Abatacept (ABA) is an immunosuppressant indicated for treatment of rheumatoid arthritis (RA). Effectiveness might be influenced by clinical RA variants and single-nucleotide polymorphisms (SNPs) in genes encoding protein FCGR2A (His131Arg) and FCGR3A (Phe158Val) involved in pharmacokinetics of ABA. An observational cohort study was conducted in 120 RA Caucasian patients treated with ABA for 6 and 12 months. Patients with the FCGR2A rs1801274-AA genotype (FCGR2A-p.131His) showed a better EULAR response (OR = 2.43; 95% CI = 1.01–5.92) at 12 months and low disease activity (LDA) at 6 months (OR = 3.16; 95% CI = 1.19–8.66) and 12 months (OR = 6.62; 95% CI = 1.25–46.89) of treatment with ABA. A tendency was observed towards an association between the FCGR3A rs396991-A allele (FCGR3A-p.158Phe) and better therapeutic response to ABA after 12 months of treatment (p = 0.078).
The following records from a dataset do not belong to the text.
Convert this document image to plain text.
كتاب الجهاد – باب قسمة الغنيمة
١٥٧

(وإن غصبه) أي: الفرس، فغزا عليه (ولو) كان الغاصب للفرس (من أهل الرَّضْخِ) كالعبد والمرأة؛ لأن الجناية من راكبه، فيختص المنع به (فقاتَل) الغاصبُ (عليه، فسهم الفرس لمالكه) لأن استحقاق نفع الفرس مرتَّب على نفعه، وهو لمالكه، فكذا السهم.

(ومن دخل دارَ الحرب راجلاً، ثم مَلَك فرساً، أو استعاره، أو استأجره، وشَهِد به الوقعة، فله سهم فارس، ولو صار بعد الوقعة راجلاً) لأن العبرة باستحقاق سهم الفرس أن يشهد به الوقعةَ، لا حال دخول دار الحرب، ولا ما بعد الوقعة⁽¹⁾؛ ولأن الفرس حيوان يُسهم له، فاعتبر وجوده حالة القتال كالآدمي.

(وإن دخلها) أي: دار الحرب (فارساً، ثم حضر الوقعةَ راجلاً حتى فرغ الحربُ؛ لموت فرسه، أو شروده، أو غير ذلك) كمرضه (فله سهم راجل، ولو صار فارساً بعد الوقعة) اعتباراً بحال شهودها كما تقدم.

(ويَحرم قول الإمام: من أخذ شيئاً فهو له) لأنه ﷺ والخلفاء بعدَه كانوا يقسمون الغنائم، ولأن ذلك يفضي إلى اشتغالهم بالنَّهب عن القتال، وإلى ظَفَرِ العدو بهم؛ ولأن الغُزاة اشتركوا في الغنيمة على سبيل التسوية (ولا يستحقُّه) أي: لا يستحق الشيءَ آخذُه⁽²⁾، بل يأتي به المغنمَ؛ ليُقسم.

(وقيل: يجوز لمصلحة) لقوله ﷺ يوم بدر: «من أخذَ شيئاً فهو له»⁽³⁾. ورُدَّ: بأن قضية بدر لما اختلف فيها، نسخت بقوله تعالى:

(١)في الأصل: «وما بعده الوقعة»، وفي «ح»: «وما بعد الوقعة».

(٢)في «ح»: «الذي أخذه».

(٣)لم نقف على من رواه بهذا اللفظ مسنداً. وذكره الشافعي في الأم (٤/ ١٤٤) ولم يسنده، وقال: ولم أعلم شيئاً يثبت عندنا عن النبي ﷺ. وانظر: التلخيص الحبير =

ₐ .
Moreover, we found a significant association between the low-affinity FCGR2A/FCGR3A haplotypes variable and LDA after 12 months of ABA treatment (OR = 1.59; 95% CI = 1.01–2.58). The clinical variables associated with better response to ABA were lower age at starting ABA (OR = 1.06; 95% CI = 1.02–1.11) and greater duration of ABA treatment (OR = 1.02; 95% CI = 1.01–1.04), lower duration of previous biological therapies (OR = 0.99; 95% CI = 0.98–0.99), non-administration of concomitant disease-modifying antirheumatic drugs (DMARDs) (OR = 24.53; 95% CI = 3.46–523.80), non-use of concomitant glucocorticoids (OR = 0.12; 95% CI = 0.02–0.47), monotherapy (OR = 19.22; 95% CI = 2.05–343.00), lower initial patient’s visual analogue scale (PVAS) value (OR = 0.95; 95% CI = 0.92–0.97), and lower baseline ESR (OR = 0.92; 95% CI = 0.87–0.97). This study showed that high-affinity FCGR2A-p.131His variant, low-affinity FCGR3A-p.158Phe variant, and combined use of FCGR2A/FCGR3A genetic variations could affect ABA effectiveness. Further studies will be required to confirm these results.